Globally, marine heatwaves are now occurring 54 percent more often than they did in the early 20th century. Previous marine heatwaves, such as the Blob, which plagued the northeast Pacific from 2013 to 2015, have been linked to algal blooms, species shifts, mass strandings, and mass deaths of marine creatures.

Volunteers with Marine Mammals of Maine examine and treat a sick seal pup. Photo by Marine Mammals of Maine

Volunteers with Marine Mammals of Maine examine and treat a sick seal pup. Photo by Marine Mammals of Maine

Researchers studying the recent seal die-off put varying degrees of credence in the idea that the deaths are associated with the heatwave, or with ocean warming more generally. Teri Rowles, a marine mammal health and stranding program coordinator for NOAA Fisheries, says that she and her colleagues look for underlying causes, but that “it’s too soon to say” what these might be.

William Sydeman, president and senior scientist at the nonprofit Farallon Institute, in California, was more explicit. With the scale of the temperature anomaly in the Gulf of Maine, “climate is certainly a contributing factor,” he says. “Anybody who says it isn’t is being a little myopic.” The marine heatwave is not expected to subside anytime soon—the GMRI says the Gulf of Maine is especially prone to high water temperatures in the fall.

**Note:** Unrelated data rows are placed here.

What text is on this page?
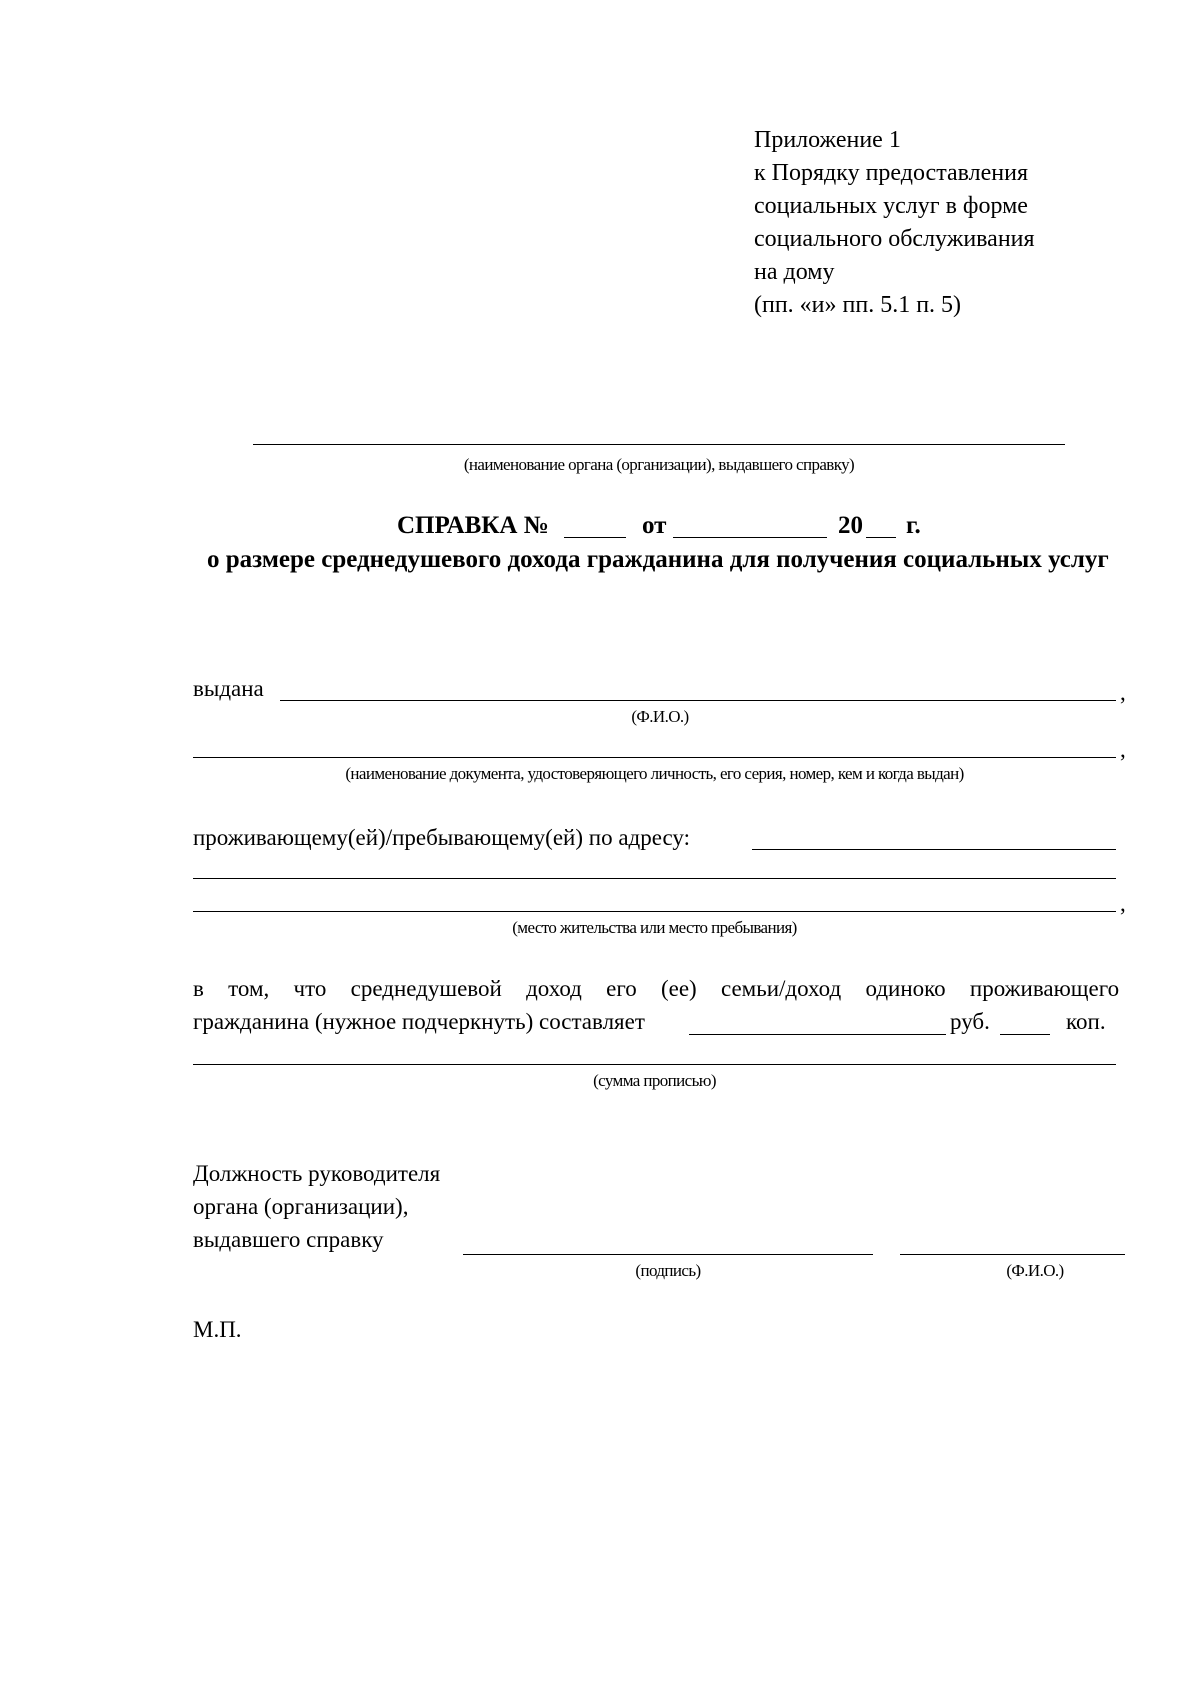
Приложение 1
к Порядку предоставления
социальных услуг в форме
социального обслуживания
на дому
(пп. «и» пп. 5.1 п. 5)
(наименование органа (организации), выдавшего справку)
СПРАВКА №	от	20 г.
о размере среднедушевого дохода гражданина для получения социальных услуг
выдана	,
(Ф.И.О.)
,
(наименование документа, удостоверяющего личность, его серия, номер, кем и когда выдан)
проживающему(ей)/пребывающему(ей) по адресу:
,
(место жительства или место пребывания)
в том, что среднедушевой доход его (ее) семьи/доход одиноко проживающего
гражданина (нужное подчеркнуть) составляет	руб.	коп.
(сумма прописью)
Должность руководителя
органа (организации),
выдавшего справку
(подпись)	(Ф.И.О.)
М.П.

Whatever the cause of the mass seal strandings, for Doughty and her team of 60 very exhausted volunteers, for now it’s just about saving as many seals as they can. “We don’t know how long this will continue,” Doughty says. The previous two events each lasted about six months. Rowles also revealed that there are probably hundreds of unconfirmed cases in addition to those reported.

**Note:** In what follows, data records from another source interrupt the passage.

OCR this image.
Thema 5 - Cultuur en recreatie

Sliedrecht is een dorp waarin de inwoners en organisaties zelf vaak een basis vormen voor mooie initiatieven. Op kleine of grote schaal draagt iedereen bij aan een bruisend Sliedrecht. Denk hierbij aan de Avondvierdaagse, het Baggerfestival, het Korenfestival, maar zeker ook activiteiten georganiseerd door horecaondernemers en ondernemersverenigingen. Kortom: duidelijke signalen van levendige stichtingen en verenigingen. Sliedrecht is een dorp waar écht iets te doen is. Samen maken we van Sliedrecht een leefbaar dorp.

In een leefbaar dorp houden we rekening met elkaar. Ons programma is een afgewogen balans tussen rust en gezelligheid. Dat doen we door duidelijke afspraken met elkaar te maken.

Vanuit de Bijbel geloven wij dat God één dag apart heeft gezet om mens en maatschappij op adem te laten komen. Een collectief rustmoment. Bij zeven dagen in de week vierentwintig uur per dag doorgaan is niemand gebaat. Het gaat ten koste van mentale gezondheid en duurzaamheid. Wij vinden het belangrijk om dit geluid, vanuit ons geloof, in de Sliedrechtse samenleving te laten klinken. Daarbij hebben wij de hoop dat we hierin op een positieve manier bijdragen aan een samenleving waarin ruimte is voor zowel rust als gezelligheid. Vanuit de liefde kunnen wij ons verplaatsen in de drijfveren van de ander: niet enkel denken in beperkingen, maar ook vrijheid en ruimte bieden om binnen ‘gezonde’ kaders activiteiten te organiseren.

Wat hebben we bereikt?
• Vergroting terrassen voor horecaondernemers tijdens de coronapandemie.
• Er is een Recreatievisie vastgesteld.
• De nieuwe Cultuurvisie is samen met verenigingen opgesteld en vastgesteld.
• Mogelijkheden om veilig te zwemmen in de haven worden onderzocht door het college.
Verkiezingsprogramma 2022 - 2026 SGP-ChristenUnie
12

Bogomolni worries that once the rate of strandings subsides, everyone will just move on, missing the broader message the seals are sending us. “Harbor seals are known to be sentinels of ocean and human health,” she says. “If something is happening in the ocean environment like this, we should really start paying attention.”

*Correction: Andrea Bogomolni is a pathobiologist with a doctorate from the department of pathobiology and veterinary science at the University of Connecticut. She is not a veterinary pathologist as was originally written.